O PL do estupro teve ampla rejeição da sociedade à proposta, expressa em manifestações por todo o país, em enquete organizada pela Câmara dos Deputados/as (88% de respondentes manifestam total discordância), pesquisas de opinião (Datafolha indicou que 66% da população, ou seja, duas em cada três pessoas entrevistadas são contra o PL). Por isso, houve um recuo da parte da Câmara dos Deputados, expresso no anúncio do presidente Arthur Lira de que será criada uma comissão representativa, com participação de diferentes partidos, para a discussão do PL. A questão está longe de ser superada, contudo. O próprio Sóstenes Cavalcante já afirmou que, se o PL que propõe é mais brando do que o Estatuto do Nascituro, pode ser trazido de volta à pauta por ele. Além disso, o apoio ao PL não encontrou eco apenas na bancada evangélica, mas também a Confederação Nacional dos Bispos (CNBB) manifestou-se favoravelmente a ele. Dessa forma, para além de discutir sobre o caso em si, interessa-nos entendê-lo em um contexto político e de políticas públicas mais amplo, para refletir sobre os direitos sexuais e reprodutivos das mulheres e sua interface com o Campo de Públicas.

Podemos iniciar pela discussão do contexto político, sem o qual não é possível compreender o processo de políticas públicas. Para compreendermos a conjuntura política em que nos encontramos, ajuda mergulharmos no debate sobre gênero e fundamentalismos, sendo um excelente guia o recém-lançado livro de Judith Butler “Quem tem medo do gênero?”. O ponto de partida do livro é a experiência da autora ao visitar o Brasil, em 2017, para uma palestra no SESC de São Paulo, quando um grupo de manifestantes de extrema-direita mobilizou-se contra ela, inclusive queimando sua imagem representada como bruxa. Nesse seu livro mais recente, Butler reflete como gênero tornou-se um componente central dos discursos políticos conservadores e fundamentalistas, atuando de forma fantasmagórica, por meio do espectro da ideologia de gênero, produzindo pânico moral e sendo mobilizado por grupos políticos e governos autoritários de extrema-direita. 

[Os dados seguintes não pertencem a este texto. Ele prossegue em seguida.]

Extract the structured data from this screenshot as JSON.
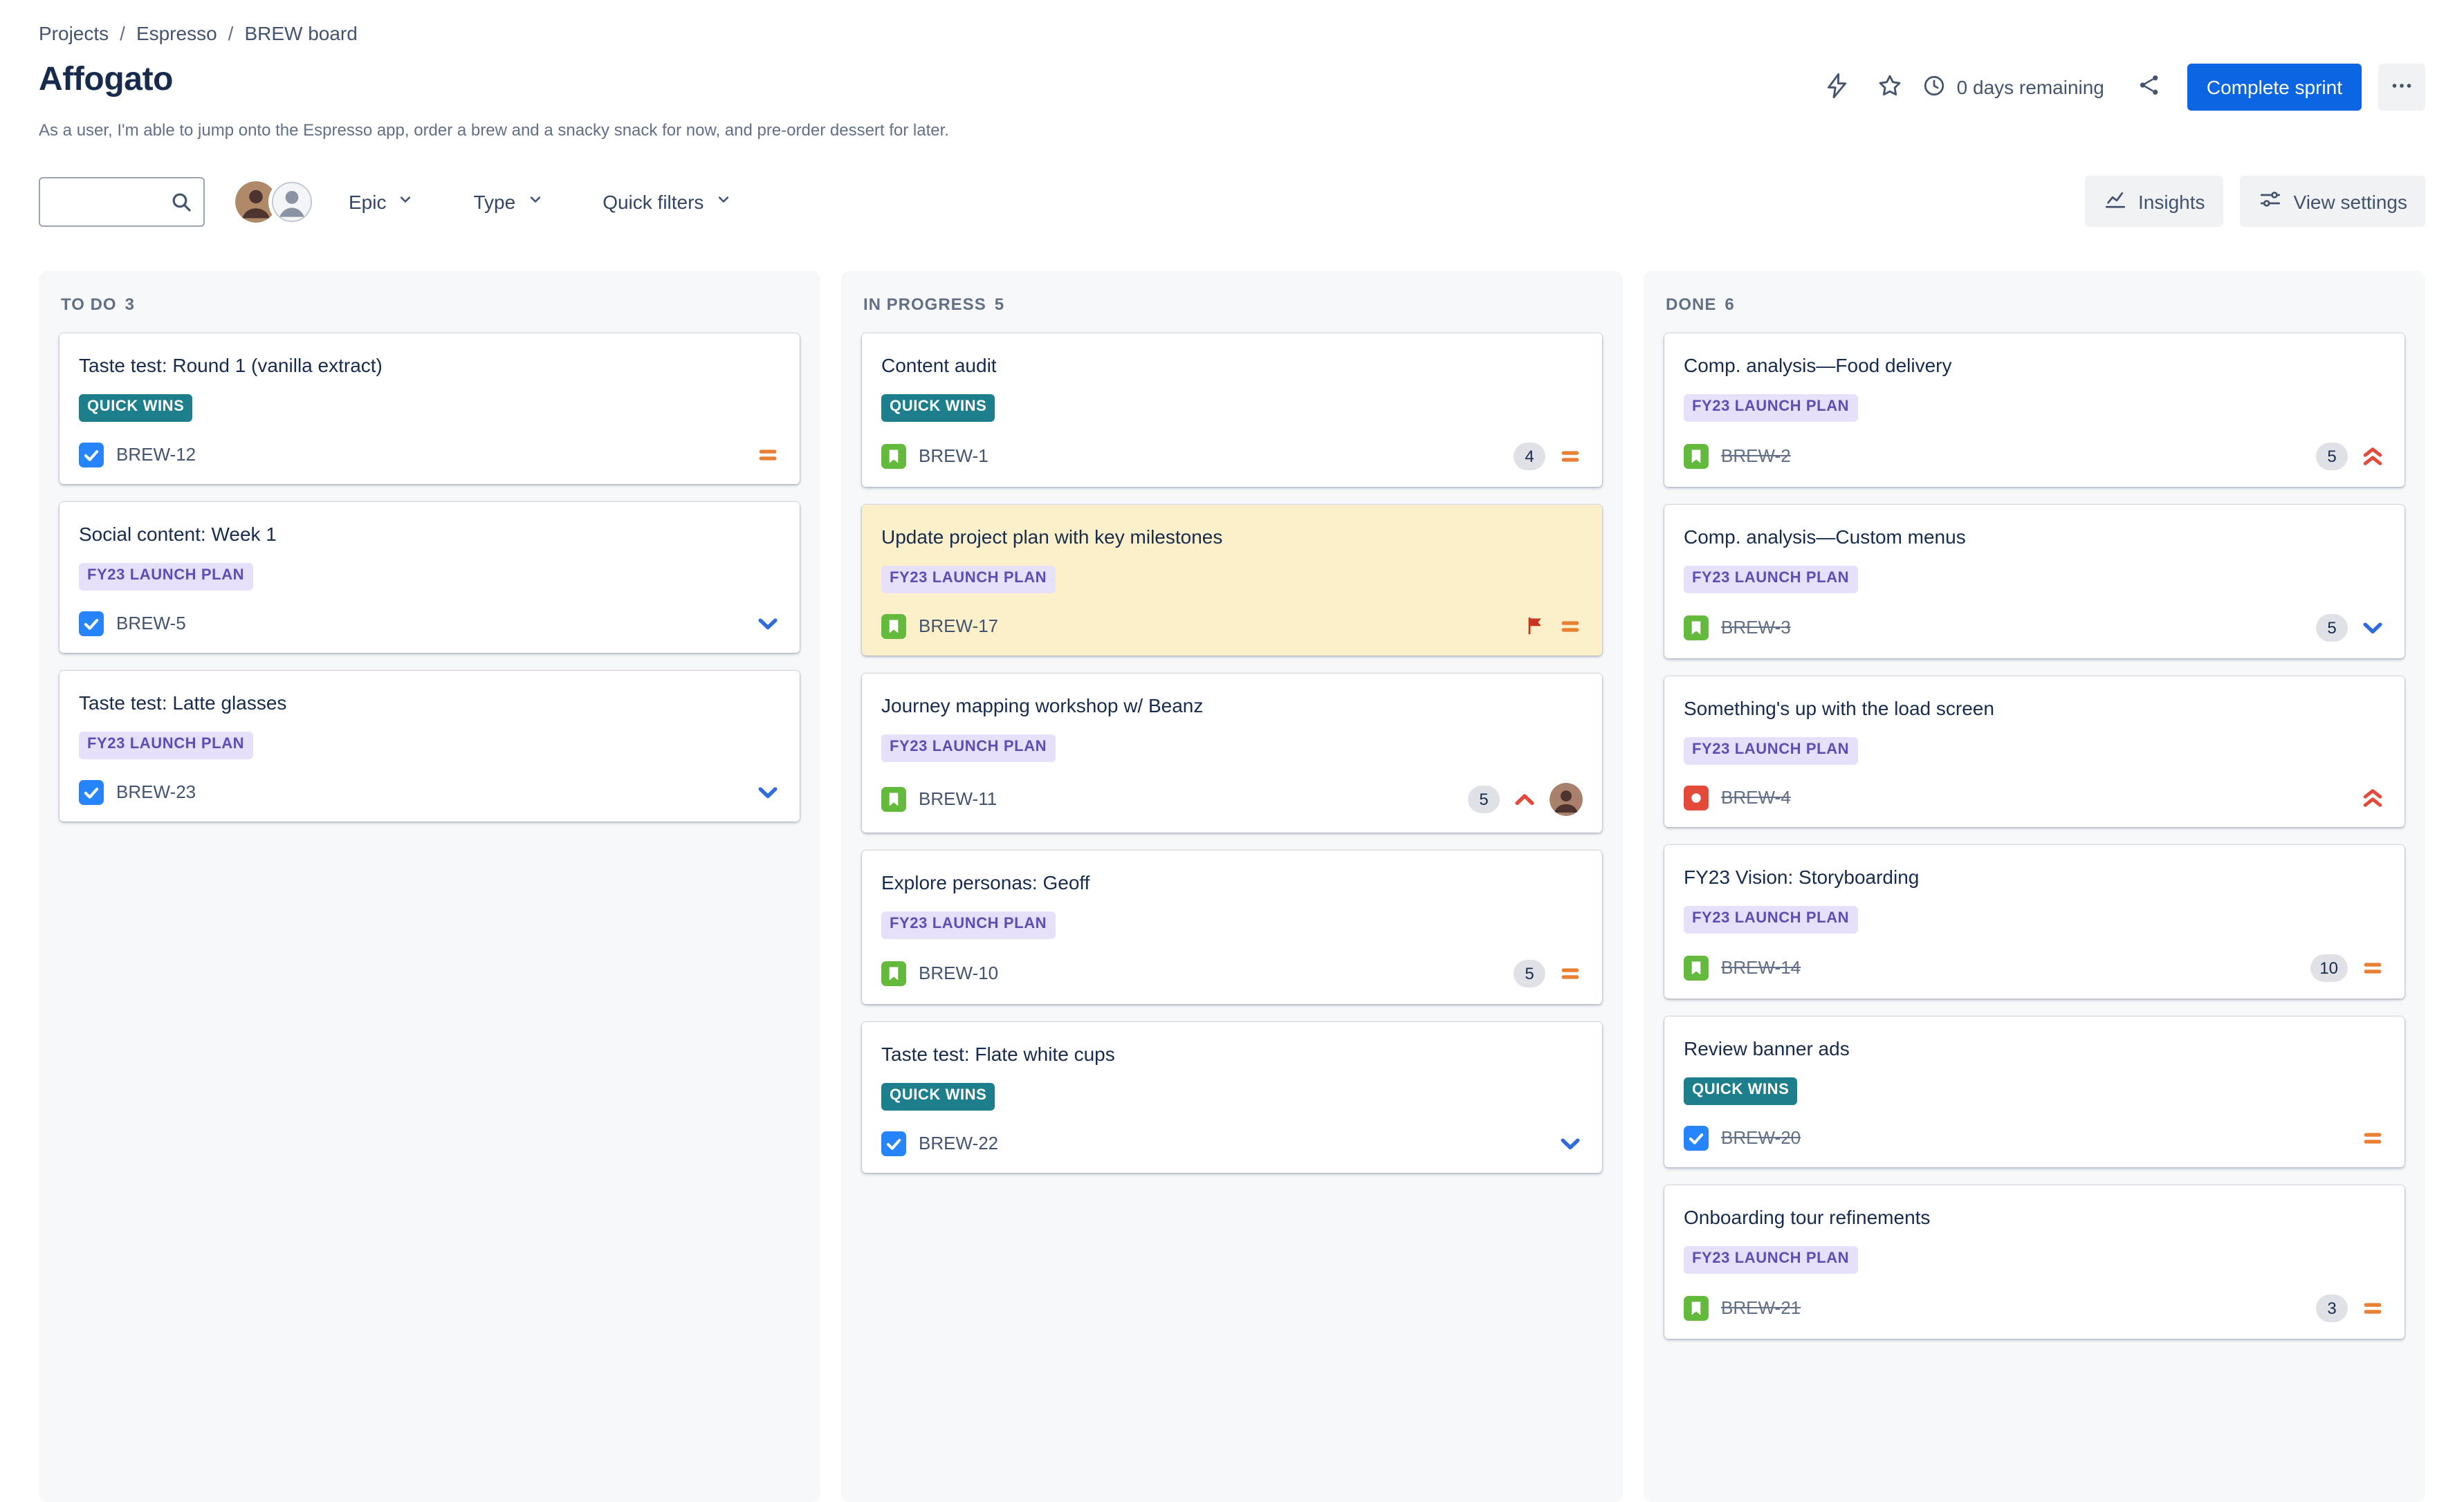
{
  "breadcrumb": {
    "separator": "/",
    "items": [
      "Projects",
      "Espresso",
      "BREW board"
    ]
  },
  "header": {
    "title": "Affogato",
    "description": "As a user, I'm able to jump onto the Espresso app, order a brew and a snacky snack for now, and pre-order dessert for later.",
    "days_remaining": "0 days remaining",
    "complete_sprint_label": "Complete sprint"
  },
  "toolbar": {
    "search_placeholder": "",
    "epic_label": "Epic",
    "type_label": "Type",
    "quick_filters_label": "Quick filters",
    "insights_label": "Insights",
    "view_settings_label": "View settings"
  },
  "board": {
    "columns": [
      {
        "id": "todo",
        "title": "TO DO",
        "count": 3,
        "cards": [
          {
            "title": "Taste test: Round 1 (vanilla extract)",
            "epic": {
              "label": "QUICK WINS",
              "variant": "teal"
            },
            "key": "BREW-12",
            "type": "task",
            "done": false,
            "estimate": null,
            "priority": "medium",
            "flagged": false,
            "assignee": false
          },
          {
            "title": "Social content: Week 1",
            "epic": {
              "label": "FY23 LAUNCH PLAN",
              "variant": "purple"
            },
            "key": "BREW-5",
            "type": "task",
            "done": false,
            "estimate": null,
            "priority": "low",
            "flagged": false,
            "assignee": false
          },
          {
            "title": "Taste test: Latte glasses",
            "epic": {
              "label": "FY23 LAUNCH PLAN",
              "variant": "purple"
            },
            "key": "BREW-23",
            "type": "task",
            "done": false,
            "estimate": null,
            "priority": "low",
            "flagged": false,
            "assignee": false
          }
        ]
      },
      {
        "id": "in-progress",
        "title": "IN PROGRESS",
        "count": 5,
        "cards": [
          {
            "title": "Content audit",
            "epic": {
              "label": "QUICK WINS",
              "variant": "teal"
            },
            "key": "BREW-1",
            "type": "story",
            "done": false,
            "estimate": 4,
            "priority": "medium",
            "flagged": false,
            "assignee": false
          },
          {
            "title": "Update project plan with key milestones",
            "epic": {
              "label": "FY23 LAUNCH PLAN",
              "variant": "purple"
            },
            "key": "BREW-17",
            "type": "story",
            "done": false,
            "estimate": null,
            "priority": "medium",
            "flagged": true,
            "assignee": false
          },
          {
            "title": "Journey mapping workshop w/ Beanz",
            "epic": {
              "label": "FY23 LAUNCH PLAN",
              "variant": "purple"
            },
            "key": "BREW-11",
            "type": "story",
            "done": false,
            "estimate": 5,
            "priority": "high",
            "flagged": false,
            "assignee": true
          },
          {
            "title": "Explore personas: Geoff",
            "epic": {
              "label": "FY23 LAUNCH PLAN",
              "variant": "purple"
            },
            "key": "BREW-10",
            "type": "story",
            "done": false,
            "estimate": 5,
            "priority": "medium",
            "flagged": false,
            "assignee": false
          },
          {
            "title": "Taste test: Flate white cups",
            "epic": {
              "label": "QUICK WINS",
              "variant": "teal"
            },
            "key": "BREW-22",
            "type": "task",
            "done": false,
            "estimate": null,
            "priority": "low",
            "flagged": false,
            "assignee": false
          }
        ]
      },
      {
        "id": "done",
        "title": "DONE",
        "count": 6,
        "cards": [
          {
            "title": "Comp. analysis—Food delivery",
            "epic": {
              "label": "FY23 LAUNCH PLAN",
              "variant": "purple"
            },
            "key": "BREW-2",
            "type": "story",
            "done": true,
            "estimate": 5,
            "priority": "highest",
            "flagged": false,
            "assignee": false
          },
          {
            "title": "Comp. analysis—Custom menus",
            "epic": {
              "label": "FY23 LAUNCH PLAN",
              "variant": "purple"
            },
            "key": "BREW-3",
            "type": "story",
            "done": true,
            "estimate": 5,
            "priority": "low",
            "flagged": false,
            "assignee": false
          },
          {
            "title": "Something's up with the load screen",
            "epic": {
              "label": "FY23 LAUNCH PLAN",
              "variant": "purple"
            },
            "key": "BREW-4",
            "type": "bug",
            "done": true,
            "estimate": null,
            "priority": "highest",
            "flagged": false,
            "assignee": false
          },
          {
            "title": "FY23 Vision: Storyboarding",
            "epic": {
              "label": "FY23 LAUNCH PLAN",
              "variant": "purple"
            },
            "key": "BREW-14",
            "type": "story",
            "done": true,
            "estimate": 10,
            "priority": "medium",
            "flagged": false,
            "assignee": false
          },
          {
            "title": "Review banner ads",
            "epic": {
              "label": "QUICK WINS",
              "variant": "teal"
            },
            "key": "BREW-20",
            "type": "task",
            "done": true,
            "estimate": null,
            "priority": "medium",
            "flagged": false,
            "assignee": false
          },
          {
            "title": "Onboarding tour refinements",
            "epic": {
              "label": "FY23 LAUNCH PLAN",
              "variant": "purple"
            },
            "key": "BREW-21",
            "type": "story",
            "done": true,
            "estimate": 3,
            "priority": "medium",
            "flagged": false,
            "assignee": false
          }
        ]
      }
    ]
  },
  "colors": {
    "primary_button": "#0C66E4",
    "epic_teal_bg": "#1D7F8C",
    "epic_purple_bg": "#E6E0FA",
    "epic_purple_text": "#5E4DB2",
    "flagged_card_bg": "#FBF0C9",
    "column_bg": "#F7F8F9",
    "priority_medium": "#E97F33",
    "priority_low": "#2E6BE0",
    "priority_high": "#E5493A",
    "priority_highest": "#E5493A",
    "type_task": "#2684FF",
    "type_story": "#63BA3C",
    "type_bug": "#E5493A",
    "flag_red": "#CA3521"
  }
}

No Brasil, a disputa política (que é também discursiva e ideológica) em torno do gênero é bastante curiosa. Parte expressiva do campo progressista não atribui a mesma prioridade às pautas feministas, dos movimentos LGBTQIA+ e antirracistas, dentre outras, que a extrema-direita atribui. As desigualdades ainda são compreendidas a partir de um olhar economicista, que estreita muito os horizontes e só permite enxergar os conflitos distributivos de renda e riquezas a partir da perspectiva de classe social, transformando o debate sobre gênero, raça e suas interseccionalidades em “identitarismo” ou em “pauta de costumes”. Recorrendo a Marx, em sua discussão com o cidadão Weston, poderíamos dizer que essa abordagem é tão limitada que poderia caber em uma casca de noz.

Primeiro, porque ela parte de uma compreensão limitada sobre identidade; essa é sempre construída a partir da ideia da alteridade, ou seja, do “outro”, sendo o “outro” os sujeitos políticos que sofrem os efeitos negativos das relações de poder e de dominação. A identidade é “ ser mulher”, “ser pessoa negra”, “ser LGBTI+”, “ser indígena”. Não são compreendidas como identidades “ser pessoa branca”, “ser homem”, “ser cisheterossexual”, ou seja, as expressões identitárias dos grupos privilegiados por essas relações de poder. Esse é um recurso discursivo clássico das ideologias dominantes, que é o de se confundir com o senso comum, com o universal.

Em segundo lugar, a leitura de que os direitos sexuais e reprodutivos de meninas e mulheres é uma pauta de costumes e que essa representa um contraponto à pauta econômica, como diria Débora Diniz, obscurece o fato de que se trata, na verdade, de uma pauta sobre justiça e igualdade. Costumes se estabelecem a partir da reiteração de hábitos, que se enraizam na cultura de uma comunidade. No entanto, esses costumes não “flutuam no ar”; eles são enraizados em relações sociais de gênero que, interseccionadas com raça, classe, entre outras, produzem desigualdades e cristalizam-se em tais costumes.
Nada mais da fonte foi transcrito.